Despite protests from Canadian National Railway (CN), ownership transferred to the CN hotel division in 1949. During those initial years, the poorly constructed, rat-infested building cost $1.5 million to rehabilitate. A 1955 deal to sell the hotel collapsed. In the 1960s, occupancy rates improved dramatically, and the hotel became one of the more valuable in the portfolio. During 1966, the cocktail lounge capacity was doubled, the dining room and ballroom switched places, and the guest rooms were redecorated and refurnished. In accordance with a new bilingualism policy, CN renamed the property as Hotel Newfoundland. A decade later, the small rooms, dated bathrooms, and poorly planned spaces, needed a prohibitive capital investment. Consequently, in 1983, it became the only railway hotel designed by Ross and Macdonald to be completely demolished.

==1982 hotel==
CN invited select architects to create a visionary design for a new hotel. Burman, Bouchard Architects of Montreal submitted the winning entry.

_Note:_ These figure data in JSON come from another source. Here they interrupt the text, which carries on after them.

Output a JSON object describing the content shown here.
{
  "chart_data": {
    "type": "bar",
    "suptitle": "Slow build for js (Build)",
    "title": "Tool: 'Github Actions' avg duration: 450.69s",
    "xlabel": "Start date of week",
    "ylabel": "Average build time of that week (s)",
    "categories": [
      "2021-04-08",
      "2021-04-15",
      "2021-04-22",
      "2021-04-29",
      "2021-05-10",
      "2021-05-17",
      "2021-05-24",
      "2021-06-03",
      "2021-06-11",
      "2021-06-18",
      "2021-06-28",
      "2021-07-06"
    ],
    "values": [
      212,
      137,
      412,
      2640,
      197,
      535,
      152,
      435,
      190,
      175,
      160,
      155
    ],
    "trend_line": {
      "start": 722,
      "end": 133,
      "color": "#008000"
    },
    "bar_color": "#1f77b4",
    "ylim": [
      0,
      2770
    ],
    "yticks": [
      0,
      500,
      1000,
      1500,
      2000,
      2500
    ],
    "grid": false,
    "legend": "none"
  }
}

Dove Whitten Associates of St John's collaborated on the technical drawings. The 312-room hotel, with a glazed atrium resting upon a tetrahedron space frame, was built adjacent to, and east of, the earlier building. Construction began in November 1980, and the opening was December 1982. When CN exited the hotel business in 1988, Canadian Pacific Hotels (CP) purchased the property. In 2000, the hotel received the Minister's Award of Excellence for its improved occupational safety record. After CP acquired the Fairmont brand, the property became the Fairmont Newfoundland in 2001. The 2008 purchase by Fortis Inc. led to a rebranding as the Sheraton Hotel Newfoundland. In 2015, Fortis sold its entire hotel portfolio to a private investors group.